3.10.17 — Feeling the Heat
Many on the right, in Europe and America, wish that refugees would just go away. Many would like to make their suffering invisible to human eyes as well.
No matter, for Richard Mosse has found a way to see what the naked eye cannot, at Jack Shainman through March 11. His last exhibition turned outdated infrared film into high-definition video that gave civil war in Africa a surreal color and supernatural beauty. Now he turns instead to the latest thing, in both his medium and world events. He adopts military technology to photographs of refugee camps.
They have none of the temptations of a seemingly untouched nature, in Africa’s waterfalls and trees. Here even the seas bordering on camps have the choppy grays of paving tar or hard stone. They have few, too, of the close encounters that gave civil warriors a brutal humanity. Mosse sees the camps from the air, in panoramas that seem constrained horizontally only by gallery walls. This film can capture detail at over thirty kilometers, or nearly twenty miles. By comparison, he points out, the horizon itself drops away far sooner.
The film can do so with an uncanny crispness, thanks to exposure times of up to forty minutes. The prints, which look much like photographic negatives in black and white, dare one to count the bodies or the fences. They give closely packed shelters, cars, and military vehicles a ghostly sheen. Early photography, too, needed long exposures, emptying Paris streets because people do not sit still. Here, as for Thomas Struth or Katherine Newbegin, film accentuates the masses and their immobility. It calls to mind, too, the obstacles barring movement in or of the camps, to safety or freedom.
Smaller accompanying photos allow for greater action, but only barely. All are displays of virtuosity since Mosse, after all, has only human eyes until he is done. (He says that he often has to discard the results, although he is getting the hang of the medium after two years.) He calls the work “Heat Maps,” after the film’s original purpose. That, too, calls attention to flesh and blood that others would rather forget, but almost everything here seems to give off heat. Humanity is itself in question.

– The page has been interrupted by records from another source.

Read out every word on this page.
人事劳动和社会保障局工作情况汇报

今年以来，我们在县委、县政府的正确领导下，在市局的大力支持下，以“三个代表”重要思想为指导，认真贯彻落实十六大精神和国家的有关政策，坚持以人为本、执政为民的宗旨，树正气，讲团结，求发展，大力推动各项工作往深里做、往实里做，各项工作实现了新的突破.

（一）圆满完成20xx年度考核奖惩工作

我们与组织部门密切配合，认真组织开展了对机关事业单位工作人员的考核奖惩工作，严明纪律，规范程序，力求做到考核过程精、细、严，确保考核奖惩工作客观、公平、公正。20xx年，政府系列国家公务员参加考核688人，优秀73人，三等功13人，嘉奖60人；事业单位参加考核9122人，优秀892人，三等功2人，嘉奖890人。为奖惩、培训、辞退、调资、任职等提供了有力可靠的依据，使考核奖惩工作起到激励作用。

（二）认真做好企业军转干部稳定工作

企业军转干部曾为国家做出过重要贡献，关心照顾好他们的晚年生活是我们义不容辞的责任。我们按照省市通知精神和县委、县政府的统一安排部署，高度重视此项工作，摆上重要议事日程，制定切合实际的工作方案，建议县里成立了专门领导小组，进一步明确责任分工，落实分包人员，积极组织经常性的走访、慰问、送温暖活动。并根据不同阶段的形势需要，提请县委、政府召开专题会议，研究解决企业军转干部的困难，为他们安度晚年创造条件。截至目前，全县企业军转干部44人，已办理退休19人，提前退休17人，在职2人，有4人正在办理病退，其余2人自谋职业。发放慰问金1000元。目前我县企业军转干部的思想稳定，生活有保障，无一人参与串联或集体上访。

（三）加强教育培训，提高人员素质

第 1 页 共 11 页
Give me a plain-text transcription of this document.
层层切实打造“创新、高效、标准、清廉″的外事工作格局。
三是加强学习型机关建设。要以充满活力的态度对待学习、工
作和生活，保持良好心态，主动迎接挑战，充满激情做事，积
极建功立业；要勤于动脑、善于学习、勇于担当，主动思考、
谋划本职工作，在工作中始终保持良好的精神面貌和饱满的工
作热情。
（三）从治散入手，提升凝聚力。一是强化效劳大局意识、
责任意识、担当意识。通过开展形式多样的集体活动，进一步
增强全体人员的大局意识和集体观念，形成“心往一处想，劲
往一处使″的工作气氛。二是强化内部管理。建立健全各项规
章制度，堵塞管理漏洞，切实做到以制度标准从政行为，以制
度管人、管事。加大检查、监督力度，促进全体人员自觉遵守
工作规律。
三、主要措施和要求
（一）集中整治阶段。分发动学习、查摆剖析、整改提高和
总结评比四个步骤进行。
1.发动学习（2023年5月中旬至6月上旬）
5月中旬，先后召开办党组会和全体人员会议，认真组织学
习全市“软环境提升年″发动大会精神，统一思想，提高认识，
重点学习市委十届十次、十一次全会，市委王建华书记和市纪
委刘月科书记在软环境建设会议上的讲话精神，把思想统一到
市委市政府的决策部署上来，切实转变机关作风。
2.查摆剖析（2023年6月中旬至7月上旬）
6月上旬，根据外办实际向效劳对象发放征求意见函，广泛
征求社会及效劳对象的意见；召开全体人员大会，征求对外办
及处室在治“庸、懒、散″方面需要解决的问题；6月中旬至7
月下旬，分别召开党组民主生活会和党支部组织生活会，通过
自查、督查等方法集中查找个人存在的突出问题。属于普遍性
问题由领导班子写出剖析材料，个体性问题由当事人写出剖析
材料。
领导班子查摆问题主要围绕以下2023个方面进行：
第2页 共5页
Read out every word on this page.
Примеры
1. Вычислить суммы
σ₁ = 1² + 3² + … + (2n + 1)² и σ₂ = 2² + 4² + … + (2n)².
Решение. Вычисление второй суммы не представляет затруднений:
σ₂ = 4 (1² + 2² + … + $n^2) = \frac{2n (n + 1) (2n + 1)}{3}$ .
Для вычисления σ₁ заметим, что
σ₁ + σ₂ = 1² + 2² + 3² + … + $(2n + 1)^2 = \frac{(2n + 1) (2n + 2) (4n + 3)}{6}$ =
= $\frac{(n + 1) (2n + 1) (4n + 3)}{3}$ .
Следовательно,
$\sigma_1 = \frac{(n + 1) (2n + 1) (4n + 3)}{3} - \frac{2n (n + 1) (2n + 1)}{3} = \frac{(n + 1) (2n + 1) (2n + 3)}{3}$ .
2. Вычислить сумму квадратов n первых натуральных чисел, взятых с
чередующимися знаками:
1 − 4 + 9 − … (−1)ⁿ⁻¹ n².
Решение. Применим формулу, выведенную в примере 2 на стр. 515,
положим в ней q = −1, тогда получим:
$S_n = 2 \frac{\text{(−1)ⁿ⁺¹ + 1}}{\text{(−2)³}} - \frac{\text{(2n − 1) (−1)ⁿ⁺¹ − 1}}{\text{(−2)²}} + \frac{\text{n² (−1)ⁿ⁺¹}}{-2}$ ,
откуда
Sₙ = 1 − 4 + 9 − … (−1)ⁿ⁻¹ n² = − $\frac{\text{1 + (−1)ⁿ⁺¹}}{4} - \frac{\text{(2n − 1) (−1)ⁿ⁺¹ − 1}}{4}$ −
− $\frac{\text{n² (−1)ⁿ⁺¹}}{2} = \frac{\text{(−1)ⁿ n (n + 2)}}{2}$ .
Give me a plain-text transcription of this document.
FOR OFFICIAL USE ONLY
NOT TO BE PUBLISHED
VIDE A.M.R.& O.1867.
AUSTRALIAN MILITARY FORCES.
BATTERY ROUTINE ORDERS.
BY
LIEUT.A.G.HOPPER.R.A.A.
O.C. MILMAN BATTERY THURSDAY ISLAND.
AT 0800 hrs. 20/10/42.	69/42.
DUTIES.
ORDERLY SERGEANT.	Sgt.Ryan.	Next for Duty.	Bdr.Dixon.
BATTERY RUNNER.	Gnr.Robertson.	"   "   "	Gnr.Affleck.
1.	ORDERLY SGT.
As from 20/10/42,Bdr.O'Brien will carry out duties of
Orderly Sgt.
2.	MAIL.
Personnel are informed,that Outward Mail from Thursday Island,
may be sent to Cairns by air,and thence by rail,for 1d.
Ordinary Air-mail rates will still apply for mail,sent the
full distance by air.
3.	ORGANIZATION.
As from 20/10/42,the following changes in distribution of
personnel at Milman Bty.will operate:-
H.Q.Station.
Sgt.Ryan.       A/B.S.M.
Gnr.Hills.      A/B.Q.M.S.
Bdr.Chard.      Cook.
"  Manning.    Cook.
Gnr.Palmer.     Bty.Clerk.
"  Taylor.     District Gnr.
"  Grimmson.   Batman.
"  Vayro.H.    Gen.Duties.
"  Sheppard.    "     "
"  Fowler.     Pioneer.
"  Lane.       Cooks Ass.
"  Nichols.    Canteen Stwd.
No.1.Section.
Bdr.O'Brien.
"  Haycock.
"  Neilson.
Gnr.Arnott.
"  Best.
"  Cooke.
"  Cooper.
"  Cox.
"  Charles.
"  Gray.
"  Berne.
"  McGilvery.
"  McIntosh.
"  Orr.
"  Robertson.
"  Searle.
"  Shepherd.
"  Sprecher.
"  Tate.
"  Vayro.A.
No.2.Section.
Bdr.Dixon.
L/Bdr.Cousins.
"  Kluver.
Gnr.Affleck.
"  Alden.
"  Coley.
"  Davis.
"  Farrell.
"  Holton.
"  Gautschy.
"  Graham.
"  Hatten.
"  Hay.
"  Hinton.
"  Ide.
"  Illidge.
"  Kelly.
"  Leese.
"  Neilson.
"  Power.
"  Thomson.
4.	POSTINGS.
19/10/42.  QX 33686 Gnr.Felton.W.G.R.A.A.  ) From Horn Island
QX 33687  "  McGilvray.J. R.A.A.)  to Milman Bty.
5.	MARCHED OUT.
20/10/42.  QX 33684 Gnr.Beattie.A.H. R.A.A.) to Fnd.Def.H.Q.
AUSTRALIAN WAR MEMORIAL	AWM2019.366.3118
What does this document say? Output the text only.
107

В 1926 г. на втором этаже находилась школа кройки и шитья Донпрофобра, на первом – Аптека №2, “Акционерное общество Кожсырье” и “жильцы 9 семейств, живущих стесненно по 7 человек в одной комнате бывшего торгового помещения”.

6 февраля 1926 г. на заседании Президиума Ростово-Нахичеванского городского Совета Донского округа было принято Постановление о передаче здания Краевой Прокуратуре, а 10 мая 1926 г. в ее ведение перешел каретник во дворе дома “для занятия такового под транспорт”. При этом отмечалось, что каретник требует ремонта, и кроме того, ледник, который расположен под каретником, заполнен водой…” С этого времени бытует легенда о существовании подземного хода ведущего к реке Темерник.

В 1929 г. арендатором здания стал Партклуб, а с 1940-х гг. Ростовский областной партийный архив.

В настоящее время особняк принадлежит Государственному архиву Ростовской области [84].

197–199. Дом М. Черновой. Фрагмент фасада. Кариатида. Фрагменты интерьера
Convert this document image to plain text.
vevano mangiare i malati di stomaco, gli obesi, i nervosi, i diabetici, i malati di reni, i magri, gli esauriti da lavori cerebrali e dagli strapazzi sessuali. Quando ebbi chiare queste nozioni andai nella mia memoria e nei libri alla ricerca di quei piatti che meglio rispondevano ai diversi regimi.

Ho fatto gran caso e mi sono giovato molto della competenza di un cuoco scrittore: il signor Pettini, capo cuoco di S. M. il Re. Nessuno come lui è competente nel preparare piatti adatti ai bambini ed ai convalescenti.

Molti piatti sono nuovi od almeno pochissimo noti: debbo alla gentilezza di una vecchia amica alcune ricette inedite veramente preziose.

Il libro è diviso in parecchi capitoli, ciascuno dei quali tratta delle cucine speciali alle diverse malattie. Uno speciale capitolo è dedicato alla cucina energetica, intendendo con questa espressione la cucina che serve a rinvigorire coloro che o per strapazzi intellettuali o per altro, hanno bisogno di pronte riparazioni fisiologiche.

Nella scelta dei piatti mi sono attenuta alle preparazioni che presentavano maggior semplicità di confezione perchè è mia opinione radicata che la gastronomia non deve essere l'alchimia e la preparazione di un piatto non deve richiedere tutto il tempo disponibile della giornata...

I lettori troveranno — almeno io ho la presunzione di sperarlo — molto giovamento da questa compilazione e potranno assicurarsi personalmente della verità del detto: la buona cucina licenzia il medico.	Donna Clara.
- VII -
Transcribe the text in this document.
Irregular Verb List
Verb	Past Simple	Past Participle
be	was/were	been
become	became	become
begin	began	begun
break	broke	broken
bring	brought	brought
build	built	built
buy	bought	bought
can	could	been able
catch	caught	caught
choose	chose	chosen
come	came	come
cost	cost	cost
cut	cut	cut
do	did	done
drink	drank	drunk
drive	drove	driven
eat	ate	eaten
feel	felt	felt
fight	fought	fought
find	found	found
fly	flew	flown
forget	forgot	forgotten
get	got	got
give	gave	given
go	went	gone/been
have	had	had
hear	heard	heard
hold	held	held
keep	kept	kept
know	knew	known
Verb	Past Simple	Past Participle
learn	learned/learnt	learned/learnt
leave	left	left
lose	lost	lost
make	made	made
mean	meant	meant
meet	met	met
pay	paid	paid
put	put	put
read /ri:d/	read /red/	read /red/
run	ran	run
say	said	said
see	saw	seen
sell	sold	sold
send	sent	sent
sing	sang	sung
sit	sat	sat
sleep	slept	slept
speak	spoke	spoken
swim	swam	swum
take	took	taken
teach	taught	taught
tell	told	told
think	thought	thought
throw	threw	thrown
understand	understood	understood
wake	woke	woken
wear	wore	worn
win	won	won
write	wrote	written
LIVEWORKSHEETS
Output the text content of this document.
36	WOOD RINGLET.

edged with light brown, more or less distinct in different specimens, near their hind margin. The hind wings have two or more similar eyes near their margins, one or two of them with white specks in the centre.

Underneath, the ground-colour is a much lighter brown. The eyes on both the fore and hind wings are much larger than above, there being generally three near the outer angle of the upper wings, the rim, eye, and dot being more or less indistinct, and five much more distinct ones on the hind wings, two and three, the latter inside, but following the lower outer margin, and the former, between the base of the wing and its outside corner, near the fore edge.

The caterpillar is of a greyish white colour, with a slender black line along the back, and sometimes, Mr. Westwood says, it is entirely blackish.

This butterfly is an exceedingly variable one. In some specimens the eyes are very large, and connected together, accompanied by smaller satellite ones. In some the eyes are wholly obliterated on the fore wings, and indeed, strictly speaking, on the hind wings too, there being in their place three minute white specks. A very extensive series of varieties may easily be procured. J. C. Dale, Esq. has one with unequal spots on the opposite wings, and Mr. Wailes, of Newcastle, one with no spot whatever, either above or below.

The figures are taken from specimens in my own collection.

“Insecurities” at MoMA displayed the barest of comforts that international organizations can bring to the camps. So does “Perpetual Revolution” at the International Center of Photography, with a mix of photojournalism and social media. Julio Bittencourt has, more poignantly, applied ordinary photography to the South American dispossessed. Yoan Capote looks again across the Gulf from Cuba, also at Shainman, in paintings of sunlit crossings and stormy seas. Their surfaces of oil and black fishhooks pack a triple dose of native culture, photorealism, and treachery. His mix of hopes and fears emerges in title from Cold Memories to Luminous Future—and in the space between political art, landscape, and abstraction.
Each artist is recovering lives, while also questioning those who place lives in danger. For Mosse, the latest means do not require an indifference to the ordinary. Rather, he starts with the unseen and renders it unfamiliar. A print’s very distance from its subject adds to the presence and the chill. For now, Trump threatens to throw diplomacy and refugees to the winds. Art and technology are already feeling the heat.